Roger Brown is renowned for using a pop aesthetic to investigate a range of sociopolitical issues. Late-capitalist critic, 20th century Shakespeare, Pictorial Prophet of the Prairie: Brown summarized, glamorized, and satirized the nightly preoccupations and daily desires that define what it means to be an American.

 

Brown’s work is of startling contemporary relevance, cleverly approaching many topics: the natural and built environment, disaster, religion, popular culture, the art world, art history, eroticism, and sociopolitical concerns, from modern warfare to mortality during the HIV/AIDS crisis. In a world ever more dominated and challenged by the American myths that Brown so dutifully and brilliantly addressed in his work, we are called now more than ever to look to the humor, beauty, and intelligence of this artist who worked beyond the boundaries of his own time.

 

More succinctly than any other artist of his generation, Brown captured both the tenderness and the hubris of his home nation, even as that same nation seemed unwilling to create a safe space for him to be truly free.

 

As a gay man born in the Deep South, Brown had a crystal clear understanding of otherism, and of the insidious reach of American puritanism and political hypocrisy. When he was diagnosed as HIV positive in 1988, he joined the tens of millions of other victims of humanity’s other ongoing pandemic who even now are often a target for scorn and shame.

 

Yet, while informed brilliantly by his personal history and identity, Brown’s oeuvre was anything but one sided. His work took on every topic of conceivable interest to the socially conscious public of his time. His imagist interests spanned from Broadway to the Midwestern cornfields; from ancient architecture to future wars; from the mean streets of Hollywood to the winding roads of remote villages.

 

Ironically, even Brown’s idiosyncratic artistic position set him up for criticism.

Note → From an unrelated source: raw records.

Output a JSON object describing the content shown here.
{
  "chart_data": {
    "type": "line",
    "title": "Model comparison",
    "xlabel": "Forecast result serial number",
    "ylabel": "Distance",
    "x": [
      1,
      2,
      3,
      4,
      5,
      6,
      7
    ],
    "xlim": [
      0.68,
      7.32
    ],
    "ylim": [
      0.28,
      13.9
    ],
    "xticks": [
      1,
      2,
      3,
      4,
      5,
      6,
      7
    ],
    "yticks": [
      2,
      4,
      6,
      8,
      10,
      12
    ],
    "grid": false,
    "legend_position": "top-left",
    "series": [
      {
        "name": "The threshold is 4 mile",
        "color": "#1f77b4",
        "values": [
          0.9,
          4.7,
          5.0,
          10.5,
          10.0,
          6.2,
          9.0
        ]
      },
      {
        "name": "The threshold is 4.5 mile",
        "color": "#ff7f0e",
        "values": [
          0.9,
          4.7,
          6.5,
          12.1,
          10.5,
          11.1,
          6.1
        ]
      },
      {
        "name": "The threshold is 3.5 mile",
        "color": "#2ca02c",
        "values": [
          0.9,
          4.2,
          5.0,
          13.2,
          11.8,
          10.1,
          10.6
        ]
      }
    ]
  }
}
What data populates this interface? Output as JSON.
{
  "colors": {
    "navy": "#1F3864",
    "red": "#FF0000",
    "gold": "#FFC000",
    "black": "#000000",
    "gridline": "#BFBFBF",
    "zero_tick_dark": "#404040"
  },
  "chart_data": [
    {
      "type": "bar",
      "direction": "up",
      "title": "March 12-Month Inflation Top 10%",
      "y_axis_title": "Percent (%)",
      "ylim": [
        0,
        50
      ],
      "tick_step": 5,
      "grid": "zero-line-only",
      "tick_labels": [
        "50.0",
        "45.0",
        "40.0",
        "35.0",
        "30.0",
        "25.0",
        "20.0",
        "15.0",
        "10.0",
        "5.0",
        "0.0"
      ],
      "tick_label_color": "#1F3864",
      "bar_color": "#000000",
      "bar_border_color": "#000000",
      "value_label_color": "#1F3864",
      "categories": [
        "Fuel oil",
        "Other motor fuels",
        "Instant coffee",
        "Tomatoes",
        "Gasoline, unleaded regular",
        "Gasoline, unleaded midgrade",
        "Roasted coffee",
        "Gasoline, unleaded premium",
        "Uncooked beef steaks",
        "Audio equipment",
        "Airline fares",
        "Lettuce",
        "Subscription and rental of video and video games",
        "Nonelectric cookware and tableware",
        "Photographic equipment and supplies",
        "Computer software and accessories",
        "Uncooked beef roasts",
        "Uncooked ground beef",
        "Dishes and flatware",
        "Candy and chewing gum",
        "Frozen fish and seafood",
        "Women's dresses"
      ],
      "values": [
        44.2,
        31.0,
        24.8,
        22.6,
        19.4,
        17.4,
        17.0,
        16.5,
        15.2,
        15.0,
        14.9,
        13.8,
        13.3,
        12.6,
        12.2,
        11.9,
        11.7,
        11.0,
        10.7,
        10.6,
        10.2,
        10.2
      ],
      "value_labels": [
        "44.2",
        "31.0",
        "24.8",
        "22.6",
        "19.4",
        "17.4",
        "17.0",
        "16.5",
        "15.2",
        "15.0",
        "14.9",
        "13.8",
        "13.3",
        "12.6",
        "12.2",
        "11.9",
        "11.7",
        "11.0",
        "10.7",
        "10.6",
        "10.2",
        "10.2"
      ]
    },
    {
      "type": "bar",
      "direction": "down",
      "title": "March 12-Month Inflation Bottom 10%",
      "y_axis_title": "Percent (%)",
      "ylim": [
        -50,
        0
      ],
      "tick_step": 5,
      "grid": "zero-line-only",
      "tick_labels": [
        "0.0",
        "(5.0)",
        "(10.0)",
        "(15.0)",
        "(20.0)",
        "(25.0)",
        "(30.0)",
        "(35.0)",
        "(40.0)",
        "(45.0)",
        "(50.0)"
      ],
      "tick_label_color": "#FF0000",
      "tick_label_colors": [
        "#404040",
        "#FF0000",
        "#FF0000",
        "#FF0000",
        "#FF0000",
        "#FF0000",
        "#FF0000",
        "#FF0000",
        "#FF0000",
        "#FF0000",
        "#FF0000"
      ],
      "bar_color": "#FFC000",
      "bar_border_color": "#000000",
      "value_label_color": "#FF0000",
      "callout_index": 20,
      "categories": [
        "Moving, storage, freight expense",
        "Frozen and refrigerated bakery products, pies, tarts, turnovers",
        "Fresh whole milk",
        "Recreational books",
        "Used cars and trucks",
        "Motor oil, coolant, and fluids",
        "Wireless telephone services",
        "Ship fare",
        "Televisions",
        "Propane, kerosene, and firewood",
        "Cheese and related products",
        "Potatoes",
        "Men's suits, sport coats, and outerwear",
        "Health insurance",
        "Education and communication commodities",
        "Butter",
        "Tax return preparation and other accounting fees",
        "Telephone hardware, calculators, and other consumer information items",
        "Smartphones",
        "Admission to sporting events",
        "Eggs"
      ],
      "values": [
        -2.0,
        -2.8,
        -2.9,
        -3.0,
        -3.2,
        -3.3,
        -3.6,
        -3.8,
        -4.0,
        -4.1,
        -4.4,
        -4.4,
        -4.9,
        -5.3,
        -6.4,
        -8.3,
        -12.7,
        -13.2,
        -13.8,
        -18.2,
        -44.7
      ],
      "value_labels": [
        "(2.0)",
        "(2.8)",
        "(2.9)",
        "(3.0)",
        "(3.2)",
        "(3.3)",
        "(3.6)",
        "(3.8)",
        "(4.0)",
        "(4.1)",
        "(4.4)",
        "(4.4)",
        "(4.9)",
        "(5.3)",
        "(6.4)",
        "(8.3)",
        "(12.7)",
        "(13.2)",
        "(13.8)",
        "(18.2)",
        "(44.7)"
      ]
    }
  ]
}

Rooted in classical figuration and illustration, his paintings suggest a fairytale aesthetic—a clear visual outlier during a time when the art field was dominated by conceptualism, experientialism, and suspicion of the artist-made object.

 

Despite Brown’s outsider status, he grew to be regarded by many as a modern master before his death in 1997 from complications related to AIDS. He possessed the highest credentials, earning both his BFA and MFA from the renowned School of the Art Institute of Chicago in the 1960s, partly under the tutelage of Ray Yoshida, as one of a generation who would later become known as the Hairy Who, or the Chicago Imagists.

 

The Roger Brown Study Collection, maintained by the School of the Art Institute of Chicago, makes Brown’s prolific art collection and archive available to the public. Brown’s paintings have recently been featured in group exhibitions at the Fondazione Prada, Milan, Italy, and MoMA PS1, New York, USA, and his Virtual Still Life works were highlighted in a solo exhibition at the Museum of Arts & Design, New York. The artist’s work is included in notable private and public collections including the Metropolitan Museum of Art, Museum of Modern Art, and Whitney Museum of American Art in New York; Art Institute of Chicago; Museum of Contemporary Art, Chicago; Los Angeles County Museum of Art (LACMA); Museum of Fine Arts, Boston, National Gallery of Art, and The National Portrait Gallery.